The European Commission's Nitrate Committee will decide this week whether Ireland will continue to be allowed to apply more manure on its pastures than other EU countries. This so-called derogation expires at the end of this year, and those for the Netherlands and Denmark have already expired.
Last month, the Irish government reached a provisional agreement with EU Environment Commissioner Jessika Roswell on additional and stricter measures against nitrate pollution. After a recent report showed increased water pollution, Dublin decided on stricter nitrate criteria and measurements on a much broader scale (‘upstream at the source’) across hundreds of monitoring points.
In this way, the Irish want to be able to demonstrate regionally where agriculture sufficiently reduces water pollution. Commissioner Roswell wants to give Ireland an extra three years for this (extension of derogation), but she will leave the final decision on Wednesday to the experts on the Nitrate Committee and then to the approval of the other EU countries. According to her, much has been done in Ireland, but more needs to be done to reach legally sustainable decisions.
Nutrients from agriculture are cited as an important cause of water pollution. Irish agricultural organizations fear that the Nitrate Committee will impose unattainable and unworkable conditions. This pattern is also visible in the Netherlands and Denmark. Water quality is becoming an increasingly decisive factor: without demonstrable improvement, no exemption will be granted.
Denmark is now working with regional authorities, environmental groups, and agricultural organizations on a nationwide approach (‘tripartite’) to tackle water pollution, which is being watched in Brussels with more than average interest. The country is tightening its approach to nitrate pollution with new quotas for farmers and additional nature reserves. The measure is intended to further reduce nitrogen runoff into water.
In the Netherlands, on the other hand, there has been a deadlock for more than fifteen years between the government, the agricultural sector, and environmental organizations over whether or not to reduce nitrogen pollution. Courts have already issued binding rulings on this, but many agricultural organizations do not want to cooperate with mandatory reductions in livestock numbers.

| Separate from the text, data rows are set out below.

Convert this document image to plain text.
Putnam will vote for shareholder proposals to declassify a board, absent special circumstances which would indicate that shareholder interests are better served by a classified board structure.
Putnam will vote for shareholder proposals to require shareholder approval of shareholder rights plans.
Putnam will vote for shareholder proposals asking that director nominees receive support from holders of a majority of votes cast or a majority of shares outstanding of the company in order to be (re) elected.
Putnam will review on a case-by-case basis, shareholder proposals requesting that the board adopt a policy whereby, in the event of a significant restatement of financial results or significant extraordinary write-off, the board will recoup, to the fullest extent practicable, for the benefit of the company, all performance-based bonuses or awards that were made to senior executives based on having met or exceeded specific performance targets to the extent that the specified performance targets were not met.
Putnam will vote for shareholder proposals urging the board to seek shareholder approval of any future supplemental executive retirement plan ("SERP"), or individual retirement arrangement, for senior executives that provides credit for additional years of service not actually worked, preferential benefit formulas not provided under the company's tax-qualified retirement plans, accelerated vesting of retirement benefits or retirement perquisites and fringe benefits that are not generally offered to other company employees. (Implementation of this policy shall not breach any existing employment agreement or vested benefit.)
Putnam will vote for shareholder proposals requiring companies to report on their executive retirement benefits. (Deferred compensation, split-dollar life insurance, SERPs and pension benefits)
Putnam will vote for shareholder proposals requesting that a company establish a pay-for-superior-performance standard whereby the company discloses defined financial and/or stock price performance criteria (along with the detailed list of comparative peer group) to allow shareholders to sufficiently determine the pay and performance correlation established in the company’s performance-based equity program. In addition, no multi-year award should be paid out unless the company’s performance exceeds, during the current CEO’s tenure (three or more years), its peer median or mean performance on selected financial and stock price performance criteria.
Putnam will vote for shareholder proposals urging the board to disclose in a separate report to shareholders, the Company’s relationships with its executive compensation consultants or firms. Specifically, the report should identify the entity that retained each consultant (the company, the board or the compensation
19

The Dutch caretaker Prime Minister Dick Schoof recently said that in two weeks at the EU summit in Brussels he will again push for renewed derogation for Dutch agriculture, in exchange for approval of the EU Mercosur free trade agreement. Final decisions on that agreement are also to be made in EU bodies over the next two weeks. Next week in the European Parliament, attempts will be made to attach new conditions to that agreement for better compensation for European farmers.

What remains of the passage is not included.